Poul Anderson's novel, The Peregrine, published over twenty years before Star Wars, was originally called Star Ways, an appropriate and  resonant title. Something else in this novel sounds familiar:

a spaceship captain sits on his bridge, waiting for his communications officer to contact the planet around which they are in orbit;

an exotically garbed figure speaks from the screen;

invited to the surface, the captain leaves his First Mate in command and descends with a few other officers.

Everything that was done in Star Trek had already been done better in "spaceship stories" by Poul Anderson, James Blish and other authors of prose sf.

The Peregrine is the name of this particular Nomad ship. Thus, this title is the equivalent of calling a Star Trek episode The Enterprise. Somewhere else on the blog, I have already compared the main theme of The Peregrine to a particular Star Trek episode and another comparison of this novel with that TV series is here.

3 comments:

Sean M. Brooks said...

Kaor, Paul!

I thought of STAR TREK and Captain Kirk as well! One reason I am NOT a fan of either STAR TREK or the STAR WARS movies is because of how thin, shallow, and superficial they are compared to the WRITTEN works of the masters of science fiction.
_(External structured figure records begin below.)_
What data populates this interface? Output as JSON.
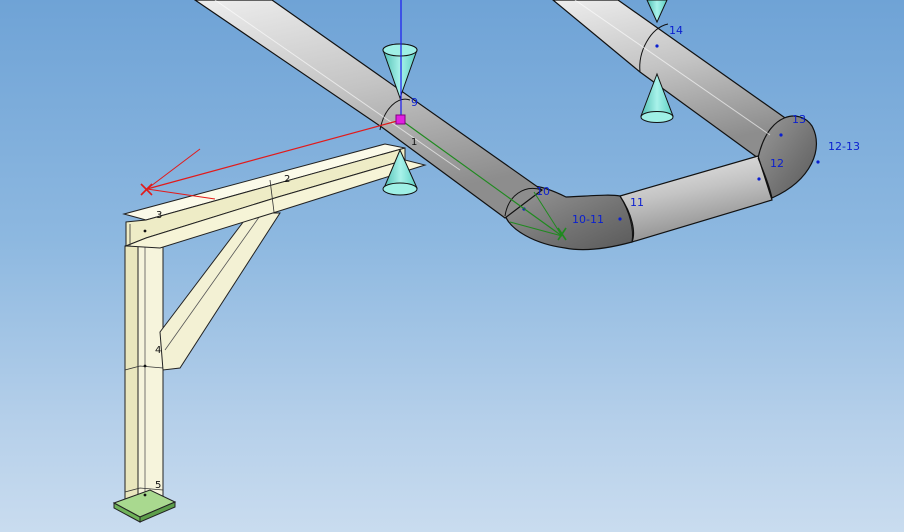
{
  "viewport": {
    "background_top": "#6fa3d6",
    "background_bottom": "#c9dcef"
  },
  "pipe_labels": {
    "n9": "9",
    "n10": "10",
    "n10_11": "10-11",
    "n11": "11",
    "n12": "12",
    "n13": "13",
    "n12_13": "12-13",
    "n14": "14"
  },
  "frame_labels": {
    "n1": "1",
    "n2": "2",
    "n3": "3",
    "n4": "4",
    "n5": "5"
  },
  "colors": {
    "pipe": "#c9c9c9",
    "steel": "#f3f1d4",
    "support_cone": "#7fe3d7",
    "base_plate": "#7fc26a",
    "axis_red": "#e21a1a",
    "axis_green": "#1f8a1f",
    "axis_blue": "#1a1af0",
    "marker": "#e020e0",
    "label_blue": "#0a1fd0"
  }
}
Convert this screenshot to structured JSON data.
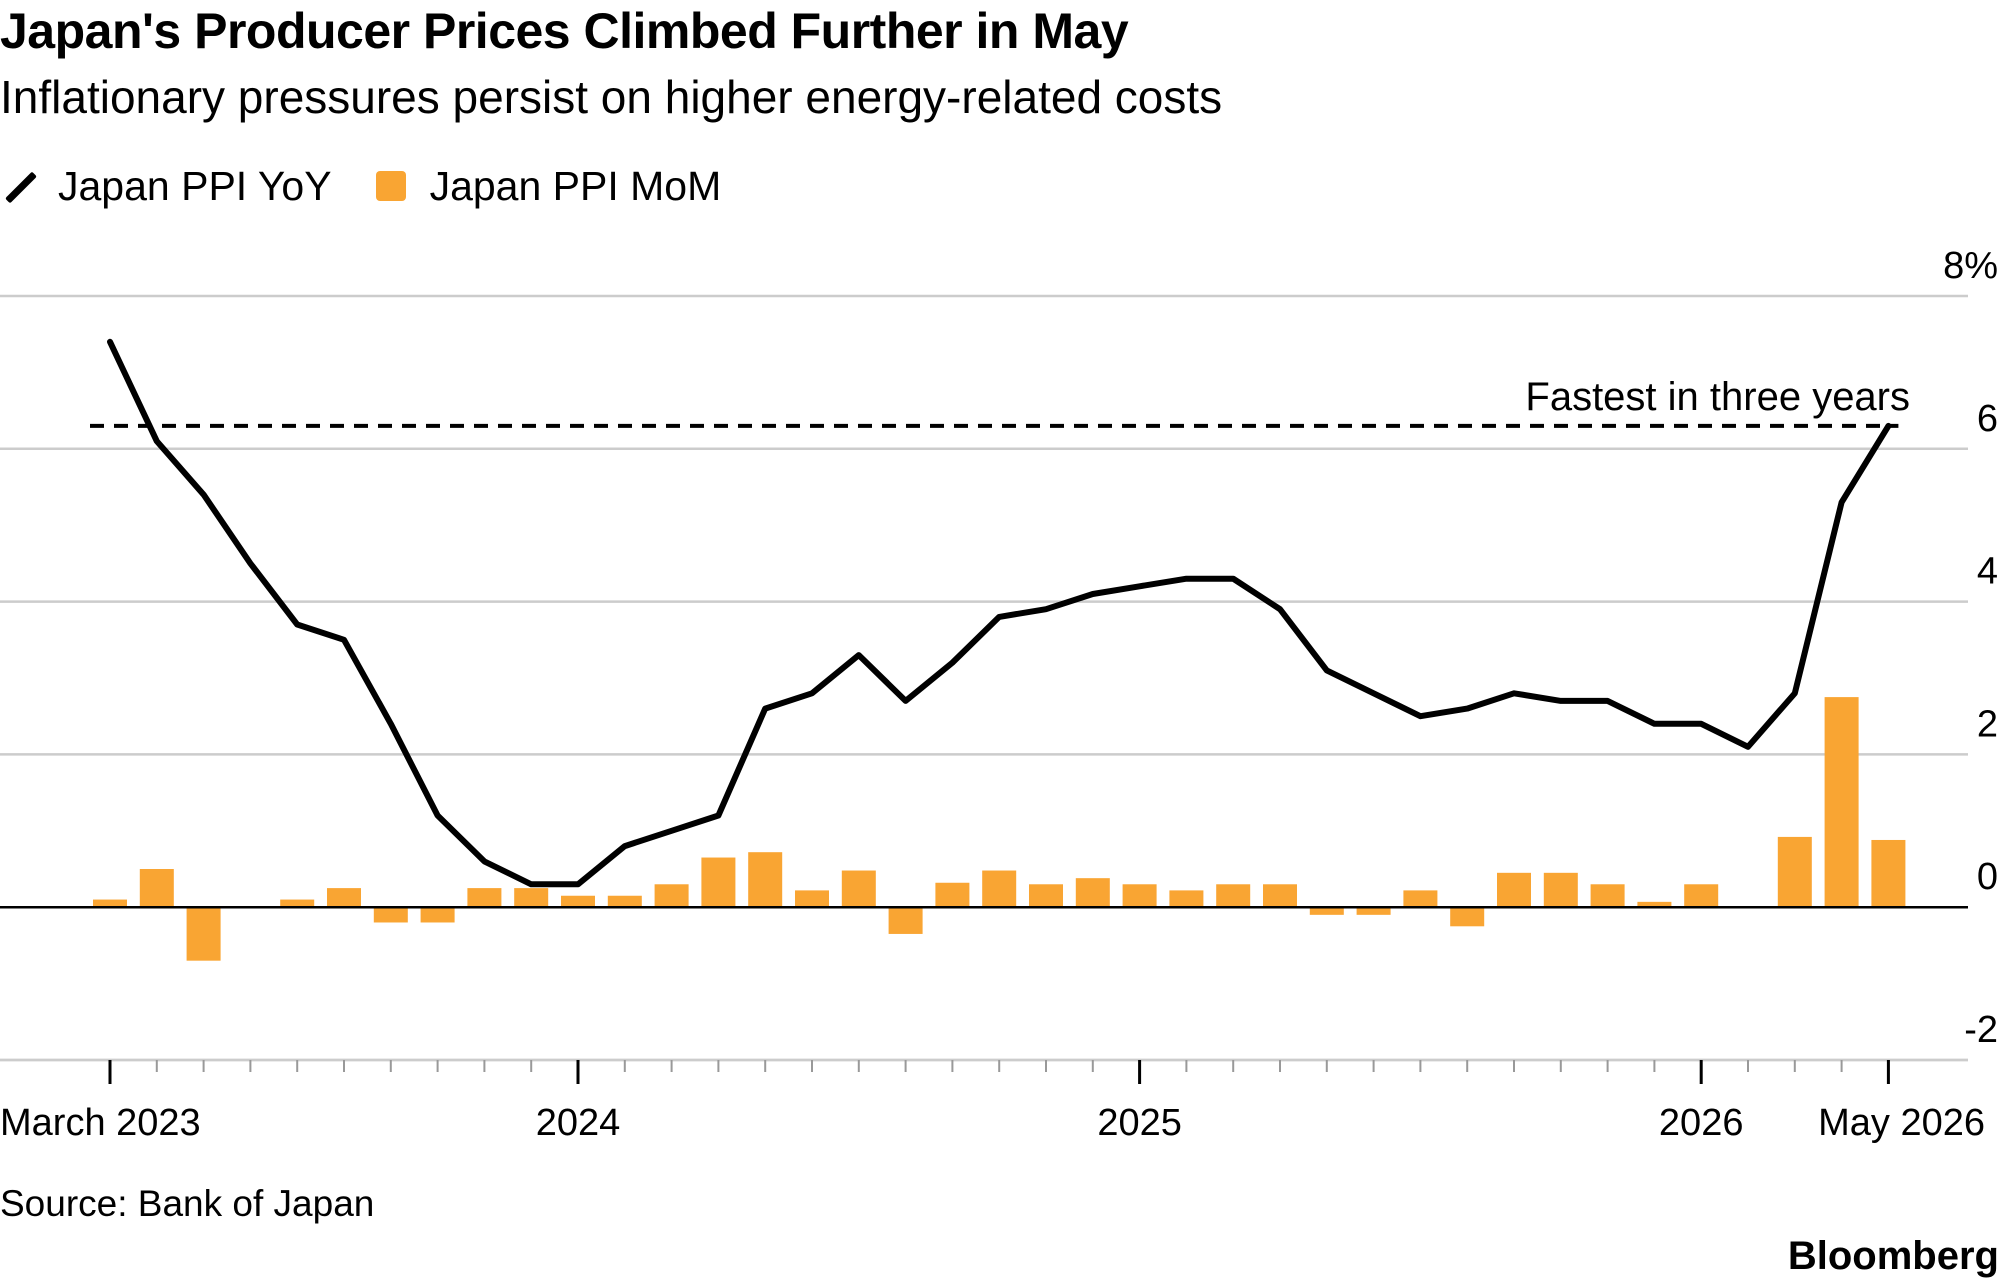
{
  "title": "Japan's Producer Prices Climbed Further in May",
  "subtitle": "Inflationary pressures persist on higher energy-related costs",
  "legend": {
    "line_label": "Japan PPI YoY",
    "bar_label": "Japan PPI MoM"
  },
  "source": "Source: Bank of Japan",
  "brand": "Bloomberg",
  "colors": {
    "line": "#000000",
    "bars": "#f9a533",
    "grid": "#cccccc",
    "axis": "#000000"
  },
  "chart_data": {
    "type": "bar",
    "x_start": "March 2023",
    "x_end": "May 2026",
    "x_frequency": "monthly",
    "ylim": [
      -2,
      8
    ],
    "y_ticks": [
      "8%",
      "6",
      "4",
      "2",
      "0",
      "-2"
    ],
    "y_tick_values": [
      8,
      6,
      4,
      2,
      0,
      -2
    ],
    "x_tick_labels": [
      {
        "label": "March 2023",
        "index": 0
      },
      {
        "label": "2024",
        "index": 10
      },
      {
        "label": "2025",
        "index": 22
      },
      {
        "label": "2026",
        "index": 34
      },
      {
        "label": "May 2026",
        "index": 38
      }
    ],
    "grid": true,
    "legend_position": "top-left",
    "series": [
      {
        "name": "Japan PPI YoY",
        "type": "line",
        "values": [
          7.4,
          6.1,
          5.4,
          4.5,
          3.7,
          3.5,
          2.4,
          1.2,
          0.6,
          0.3,
          0.3,
          0.8,
          1.0,
          1.2,
          2.6,
          2.8,
          3.3,
          2.7,
          3.2,
          3.8,
          3.9,
          4.1,
          4.2,
          4.3,
          4.3,
          3.9,
          3.1,
          2.8,
          2.5,
          2.6,
          2.8,
          2.7,
          2.7,
          2.4,
          2.4,
          2.1,
          2.8,
          5.3,
          6.3
        ]
      },
      {
        "name": "Japan PPI MoM",
        "type": "bar",
        "values": [
          0.1,
          0.5,
          -0.7,
          null,
          0.1,
          0.25,
          -0.2,
          -0.2,
          0.25,
          0.25,
          0.15,
          0.15,
          0.3,
          0.65,
          0.72,
          0.22,
          0.48,
          -0.35,
          0.32,
          0.48,
          0.3,
          0.38,
          0.3,
          0.22,
          0.3,
          0.3,
          -0.1,
          -0.1,
          0.22,
          -0.25,
          0.45,
          0.45,
          0.3,
          0.07,
          0.3,
          null,
          0.92,
          2.75,
          0.88
        ]
      }
    ],
    "annotations": [
      {
        "text": "Fastest in three years",
        "type": "dashed-reference-line",
        "y": 6.3
      }
    ]
  }
}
Reading the works of Anderson, Asimov, Bradbury, Clarke, Heinlein, Norton, etc., as a boy spoiled TV and movie SF for me.

Sean

S.M. Stirling said...

Those series are memorable mainly because they finally -started- to catch up in visual terms with the written SF.

Sean M. Brooks said...

Dear Mr. Stirling,

I have to respectfully disagree. Even in "visual terms," TV and movie SF largely disappointed me. Everything from the "unreal" looking clothes and uniforms worn by the humans to the ridiculous fake looking aliens made it plain to me how far they fell BELOW the standards set by the masters I listed.